How Online Shopping is Changing City Streets

  • Insights

This post was originally published on the Larisa Ortiz Associates blog in January, 2019 by Streetsense Managing Director of Research + Analysis, Larisa Ortiz.

Time published an article entitled “Online Shopping Was Suppose to Keep People Out of Traffic. It Only Made Things Worse”. For those of us in the retail planning space, we’ve been seeing this challenge for quite some time and have been taking stock of how cities are changing and responding as a result of our growing on-line shopping habits.

Take grocery store deliveries. In Manhattan, Fresh Direct trucks idle on some city streets – part of a hub and spoke delivery model that ensures groceries are kept refrigerated until delivery men put them on hand carts to their final destination. These trucks often get ticketed (they are idling after all – which is not only illegal but results in air pollution that cities could do without) and the tickets themselves are essentially the cost of doing business. Sort of like renting a storefront, but instead it’s a parking spot! From the grocers points of view, delivering groceries that have gone bad is too much of a risk.

So what can cities do to address these challenges? One option is to create zones for trucks to park, with sidewalk electric hook ups for their generators so that they are able to reduce the air pollutants from the burning of diesel fuel. Another option might be to encourage (through incentives) or require (through regulation) that truck fleets are electric and that there are parking spots with hookups to the electric grid.

Another challenge? Delivery trucks. They have to pull over somewhere. And that somewhere is sometimes, by necessity and in places where there is no other option, a bike lane. Without a street design that accommodates delivery trucks, the conflict between cyclists, buses, cars and delivery trucks will only increase.

The realization that retail was wreaking havoc on supply chain logistics was an “aha” moment for me a few years ago. In late 2016 I spoke at a conference in Portland and afterwards was approached by Professor Jose Holguin-Veras, Director of the VREF Center of Excellence for Sustainable Urban Freight Systems. Professor Holguin-Veras invited me to give a web presentation to his “Freight and Efficient Land Uses” class at Rensselaer Polytechnic Institute. At first I was a bit confused. What could I contribute to the conversation around “urban freight”? Through our subsequent discussions, I quickly realized that on-line shopping was poised to significantly disrupt the ways in which we use our streets, manage our curbs, and think about how buildings are built to accommodate the packages – and yes, groceries in need of refrigeration. In the past, these challenges were handled directly by the shopper, who would go to a store, purchase goods and return home. But in a post-Amazon economy, every single click or purchase requires a box truck and delivery person. As a result, we have created a nightmare scenario in which we have embedded additional waste into our supply chain on a number of fronts, from the boxes that are delivered to our doorsteps to the diesel fuel used to run trucks. Not to mention the idling while double parked – an environmental and logistical challenge in dense urban places. The problem of double parked trucks has become so acute that Streetsblog, an NYC-based transportation advocacy group, just wrote a song and video entitled “Here Comes UPS” written to the tune of “Here Comes Santa Claus”.
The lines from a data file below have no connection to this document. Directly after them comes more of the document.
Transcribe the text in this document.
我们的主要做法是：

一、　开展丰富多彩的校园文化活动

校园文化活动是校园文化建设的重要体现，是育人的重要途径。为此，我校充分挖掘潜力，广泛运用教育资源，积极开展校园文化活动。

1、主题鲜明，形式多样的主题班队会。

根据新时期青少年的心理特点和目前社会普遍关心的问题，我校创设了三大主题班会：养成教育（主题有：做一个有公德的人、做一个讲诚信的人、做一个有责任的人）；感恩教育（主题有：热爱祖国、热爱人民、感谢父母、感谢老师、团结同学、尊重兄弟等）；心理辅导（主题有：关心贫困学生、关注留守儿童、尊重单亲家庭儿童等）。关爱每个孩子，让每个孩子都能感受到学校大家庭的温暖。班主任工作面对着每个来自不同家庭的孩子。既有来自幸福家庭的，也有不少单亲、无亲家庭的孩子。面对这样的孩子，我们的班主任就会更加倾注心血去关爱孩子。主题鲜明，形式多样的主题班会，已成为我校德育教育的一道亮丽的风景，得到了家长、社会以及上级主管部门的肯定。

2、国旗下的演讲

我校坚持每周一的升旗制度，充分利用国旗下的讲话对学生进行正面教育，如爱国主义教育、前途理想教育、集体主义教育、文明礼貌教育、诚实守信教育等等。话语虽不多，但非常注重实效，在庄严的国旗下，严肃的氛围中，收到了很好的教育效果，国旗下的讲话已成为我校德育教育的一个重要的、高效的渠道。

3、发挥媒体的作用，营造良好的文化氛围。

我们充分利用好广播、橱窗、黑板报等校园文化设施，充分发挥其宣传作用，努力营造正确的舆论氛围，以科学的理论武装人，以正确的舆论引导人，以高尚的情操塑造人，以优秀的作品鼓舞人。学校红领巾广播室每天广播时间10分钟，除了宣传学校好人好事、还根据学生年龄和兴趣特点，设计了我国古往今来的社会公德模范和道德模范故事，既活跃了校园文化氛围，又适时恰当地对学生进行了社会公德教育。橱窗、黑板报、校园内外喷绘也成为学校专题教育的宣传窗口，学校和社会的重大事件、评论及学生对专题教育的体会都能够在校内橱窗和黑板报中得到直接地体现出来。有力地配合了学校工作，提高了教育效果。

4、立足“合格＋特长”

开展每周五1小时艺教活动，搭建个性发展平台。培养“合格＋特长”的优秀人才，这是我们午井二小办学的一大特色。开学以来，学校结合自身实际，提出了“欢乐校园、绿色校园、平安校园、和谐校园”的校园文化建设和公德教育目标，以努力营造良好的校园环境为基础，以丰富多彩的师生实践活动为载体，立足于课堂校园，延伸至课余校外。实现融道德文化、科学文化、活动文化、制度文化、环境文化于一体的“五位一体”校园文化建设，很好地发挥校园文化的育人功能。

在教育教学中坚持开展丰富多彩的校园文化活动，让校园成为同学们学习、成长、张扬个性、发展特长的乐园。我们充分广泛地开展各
But the bike advocates are only half right in their vocal opposition to blocked bike lanes. We also need meaningful solutions that revisit the entire purpose of our public streets and that enable the sharing of this precious public resource by cyclists, pedestrians, e-scooters, parked and moving cars and yes, delivery trucks. That is a lot to ask of the street…but new ideas and concepts are on the horizon.